En décembre, les autorités ont interdit la diffusion
des programmes de la radio d’Etat portugaise Radiotelevisão
Portuguesa (RTP) après une émission sur le Général
Ansumane Mane qui a conduit une tentative de coup d’Etat contre
le régime de Yala en 2000. Les autorités ont prétendu
que la RTP avait diffusé « des informations qui pouvaient
ternir l’image positive de la Guinée-Bissau à
l’étranger et déclencher la colère dans
le pays.»
Bien que les Nations Unies aient à plusieurs reprises lancé
des appels à la réconciliation nationale et à
la bonne gouvernance, les autorités n’ont toléré
aucune critique des groupes de la société civile.
Au début du mois d’avril, le Ministre de la justice,
le Général Caetano Ntchama, a interdit à tous
les organes de presse de publier toute information émanant
de la Ligue guinéenne des droits de l’homme (Guinean
League of Human Rights -- LGDH), une organisation connue pour ses
critiques du parti de Yala. La LGDH, dont les représentants
ont été harcelés pendant 2002, a déclaré
que cette interdiction était destinée à imposer
le silence au groupe.
Les membres de l’opposition ont continué à se
plaindre des préjugés ethniques au sein du gouvernement.

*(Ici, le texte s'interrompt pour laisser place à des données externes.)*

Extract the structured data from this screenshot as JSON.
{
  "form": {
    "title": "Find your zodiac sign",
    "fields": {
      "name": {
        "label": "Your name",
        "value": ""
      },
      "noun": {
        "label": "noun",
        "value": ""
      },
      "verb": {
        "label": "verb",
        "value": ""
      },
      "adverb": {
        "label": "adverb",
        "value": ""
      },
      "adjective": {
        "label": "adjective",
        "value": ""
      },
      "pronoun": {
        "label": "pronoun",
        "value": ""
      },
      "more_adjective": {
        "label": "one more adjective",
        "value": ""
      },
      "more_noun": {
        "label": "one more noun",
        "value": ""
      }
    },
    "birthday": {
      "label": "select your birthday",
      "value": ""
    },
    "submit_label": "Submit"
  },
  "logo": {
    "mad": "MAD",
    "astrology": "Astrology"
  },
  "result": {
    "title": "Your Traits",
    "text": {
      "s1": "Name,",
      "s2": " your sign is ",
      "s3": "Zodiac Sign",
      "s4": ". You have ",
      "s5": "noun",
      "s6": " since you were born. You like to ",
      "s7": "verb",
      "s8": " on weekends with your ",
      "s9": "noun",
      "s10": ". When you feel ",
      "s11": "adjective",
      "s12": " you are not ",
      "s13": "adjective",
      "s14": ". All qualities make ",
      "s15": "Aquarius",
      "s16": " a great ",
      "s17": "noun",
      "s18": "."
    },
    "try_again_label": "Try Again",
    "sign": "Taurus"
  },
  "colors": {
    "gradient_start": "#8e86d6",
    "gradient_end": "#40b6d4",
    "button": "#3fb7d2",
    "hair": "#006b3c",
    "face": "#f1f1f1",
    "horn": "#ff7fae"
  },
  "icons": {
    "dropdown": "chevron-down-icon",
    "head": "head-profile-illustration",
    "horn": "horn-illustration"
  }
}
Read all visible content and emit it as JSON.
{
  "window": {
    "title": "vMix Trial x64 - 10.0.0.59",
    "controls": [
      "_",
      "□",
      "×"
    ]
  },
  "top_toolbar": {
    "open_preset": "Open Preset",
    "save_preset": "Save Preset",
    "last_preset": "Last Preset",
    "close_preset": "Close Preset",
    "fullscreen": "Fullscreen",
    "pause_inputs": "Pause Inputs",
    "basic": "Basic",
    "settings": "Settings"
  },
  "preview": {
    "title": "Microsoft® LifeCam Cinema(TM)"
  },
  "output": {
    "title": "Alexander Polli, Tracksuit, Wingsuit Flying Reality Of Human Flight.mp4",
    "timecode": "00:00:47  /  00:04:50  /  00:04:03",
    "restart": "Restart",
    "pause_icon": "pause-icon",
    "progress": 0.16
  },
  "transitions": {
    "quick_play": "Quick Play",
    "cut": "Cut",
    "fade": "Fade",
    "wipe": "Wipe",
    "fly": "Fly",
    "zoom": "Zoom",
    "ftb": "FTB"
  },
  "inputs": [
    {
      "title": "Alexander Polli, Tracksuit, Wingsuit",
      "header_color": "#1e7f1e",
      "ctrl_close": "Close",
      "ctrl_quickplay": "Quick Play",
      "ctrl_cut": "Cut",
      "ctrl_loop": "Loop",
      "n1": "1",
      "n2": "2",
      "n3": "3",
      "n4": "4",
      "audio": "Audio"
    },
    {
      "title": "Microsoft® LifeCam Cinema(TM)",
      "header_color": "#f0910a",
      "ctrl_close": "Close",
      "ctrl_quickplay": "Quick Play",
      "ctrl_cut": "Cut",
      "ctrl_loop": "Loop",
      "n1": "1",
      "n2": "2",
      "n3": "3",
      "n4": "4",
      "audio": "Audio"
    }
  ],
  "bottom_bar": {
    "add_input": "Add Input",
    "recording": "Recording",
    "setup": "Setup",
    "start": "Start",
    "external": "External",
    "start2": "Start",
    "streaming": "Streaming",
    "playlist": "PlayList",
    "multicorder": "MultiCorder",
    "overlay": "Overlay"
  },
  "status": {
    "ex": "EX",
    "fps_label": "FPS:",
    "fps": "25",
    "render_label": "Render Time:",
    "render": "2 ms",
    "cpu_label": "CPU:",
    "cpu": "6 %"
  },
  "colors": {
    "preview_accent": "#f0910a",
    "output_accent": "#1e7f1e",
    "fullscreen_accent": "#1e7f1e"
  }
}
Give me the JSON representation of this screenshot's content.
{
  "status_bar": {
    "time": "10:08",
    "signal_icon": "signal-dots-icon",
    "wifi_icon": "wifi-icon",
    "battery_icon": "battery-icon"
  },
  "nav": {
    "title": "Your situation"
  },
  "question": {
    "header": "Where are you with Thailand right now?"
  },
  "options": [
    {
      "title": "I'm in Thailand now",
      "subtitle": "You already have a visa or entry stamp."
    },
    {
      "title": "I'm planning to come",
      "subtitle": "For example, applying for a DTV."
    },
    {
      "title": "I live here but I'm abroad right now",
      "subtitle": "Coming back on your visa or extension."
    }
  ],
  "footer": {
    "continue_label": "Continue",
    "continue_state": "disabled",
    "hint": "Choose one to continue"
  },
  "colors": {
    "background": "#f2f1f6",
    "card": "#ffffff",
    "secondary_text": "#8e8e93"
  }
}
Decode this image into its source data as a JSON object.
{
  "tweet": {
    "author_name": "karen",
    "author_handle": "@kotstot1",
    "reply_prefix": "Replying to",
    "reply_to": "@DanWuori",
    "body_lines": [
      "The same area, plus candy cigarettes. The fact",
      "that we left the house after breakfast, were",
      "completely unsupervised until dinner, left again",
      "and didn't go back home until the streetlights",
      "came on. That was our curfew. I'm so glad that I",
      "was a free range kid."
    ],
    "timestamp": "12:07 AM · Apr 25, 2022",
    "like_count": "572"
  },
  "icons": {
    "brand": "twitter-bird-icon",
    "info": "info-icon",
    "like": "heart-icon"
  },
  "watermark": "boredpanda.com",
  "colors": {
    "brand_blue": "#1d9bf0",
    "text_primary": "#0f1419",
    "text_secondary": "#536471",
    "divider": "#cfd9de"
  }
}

Au début du mois d’août, Carlos Vamain, animateur
à la radio indépendante Radio Pidjiquiti, a été
convoqué dans le bureau du Ministre de la justice pour avoir
soit-disant formulé des commentaires « diffamatoires
» contre le Président. Pendant cette émission,
Vamain avait accusé Yama de « tribalisme » pour
avoir élevé plusieurs membres de son groupe ethnique
Balanta à d’importants postes civils et militaires.
Le journaliste s’est vu imposer une amende de 3 millions de
Francs CFA (4.500 dollars E.U.) pour avoir compromis « l’unité
nationale ».
Les médias privés et d’Etat ont souffert de
difficultés financières. En juin, les employés
de l’imprimerie nationale ont entamé une grève
de 15 jours et ont exigé 17 mois d’arriérés
de salaire ce qui a contraint tous les journaux du pays, qui dépendent
de l’imprimerie nationale, de cesser leur publication. Deux
mois plus tard, les employés de la télévision
nationale ont déclenché une grève de deux semaines,
exigeant cinq mois d’arriérés de salaire et
de meilleures conditions de travail.
Dans un geste destiné à apaiser les préoccupations
relatives aux droits de l’homme de la communauté internationale,
les autorités ont autorisé la Gazeta de Noticias et
le Diario de Bissau – deux hebdomadaires privés que
le Ministre de la justice avait interdits en 2001 – à
reprendre leur publication au début de 2002. Les autorités
n’en ont pas moins continué à exiger l’octroi
de licence et l’obligation d’enregistrement préalable,
ce qui en fait leur sert de prétexte pour harceler les autres
organes de presse et pour les menacer de fermeture.